Jakob says nothing. Nor do Willem or Helena.

I try to work out the size. “It’s nearly two thousand feet wide! It has to be an island.”

“There are no islands out here,” Helena says.

She knows the waters off Greenland as well as anyone, so I have no reason to doubt her knowledge, aside from the giant green blob filling the radar screen as if the Jolly Green Giant dropped a load in the North Atlantic.

“Then what is it?” Willem says.

Willem’s smart. Possibly the smartest person on the ship aside from Klein. He knows the history of this place, the culture, the ocean, and our enemy. If he’s been thinking on this for several minutes already and not come up with an explanation, I doubt we’re going to have an epiphany.

But then Jakob does. “It’s the ships. All of them. Together.”

My eyes return to the radar screen. The shape of the target is roughly oval—shaped something like an aircraft carrier, though I know that’s not what it is because it’s twice the size.

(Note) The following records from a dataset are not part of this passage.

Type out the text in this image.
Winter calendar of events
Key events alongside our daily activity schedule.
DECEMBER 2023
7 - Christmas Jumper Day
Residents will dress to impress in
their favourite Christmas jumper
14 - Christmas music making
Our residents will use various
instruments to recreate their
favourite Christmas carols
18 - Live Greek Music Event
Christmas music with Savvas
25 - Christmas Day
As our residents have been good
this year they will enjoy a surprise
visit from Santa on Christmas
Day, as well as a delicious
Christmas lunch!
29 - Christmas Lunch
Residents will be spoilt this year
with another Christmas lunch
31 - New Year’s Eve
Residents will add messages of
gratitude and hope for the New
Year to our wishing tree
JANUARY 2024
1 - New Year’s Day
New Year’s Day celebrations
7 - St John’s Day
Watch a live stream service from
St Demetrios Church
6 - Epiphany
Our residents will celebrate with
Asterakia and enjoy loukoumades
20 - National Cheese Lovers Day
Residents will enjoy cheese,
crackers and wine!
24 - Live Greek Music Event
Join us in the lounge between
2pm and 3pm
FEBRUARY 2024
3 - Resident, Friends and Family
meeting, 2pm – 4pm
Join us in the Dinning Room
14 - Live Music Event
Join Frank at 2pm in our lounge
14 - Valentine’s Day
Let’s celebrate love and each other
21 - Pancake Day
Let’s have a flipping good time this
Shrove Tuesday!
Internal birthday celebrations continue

“Makes sense,” Klein says. “Based on the individual sizes of the ships we know have disappeared, a grouping this size is plausible. The question is why.”

“Question of the day, Klein,” I say. “What we do know is that that’s where we’re headed.” I look up at the horizon, expecting to see the floating island, but nothing is there. “How long will it take to get there?”

“We’re moving at roughly seven knots,” Willem says. “Give or take a knot.”

Klein whispers to himself for a moment, then says, “Somewhere around forty minutes, though we’ll be able to see it in a half hour.”

“How many people were on board the
Poseidon Adventure
?” I ask. But then I remember the news report and say, “Twenty-five hundred. What about the other ships?”

“Most were working ships,” Klein says. “Maybe five hundred more, tops.”

“Some three thousand people,” I say. “In military terms, that’s a brigade.”

“Is…that bad?” Helena asks.

“My father led a brigade once,” I say. “They could take and hold a city like Nuuk overnight. Hell, they could kill everyone overnight. But that’s not what these things do. They’ll kill some people, sure, to eat them. The rest join the party. If three thousand Draugar make landfall, they’ll double their numbers overnight. They’ll spread through the country about as fast as they can run. Anyone who didn’t leave right away—by plane—would be overrun within a few weeks. It’s pretty much a doomsday scenario.”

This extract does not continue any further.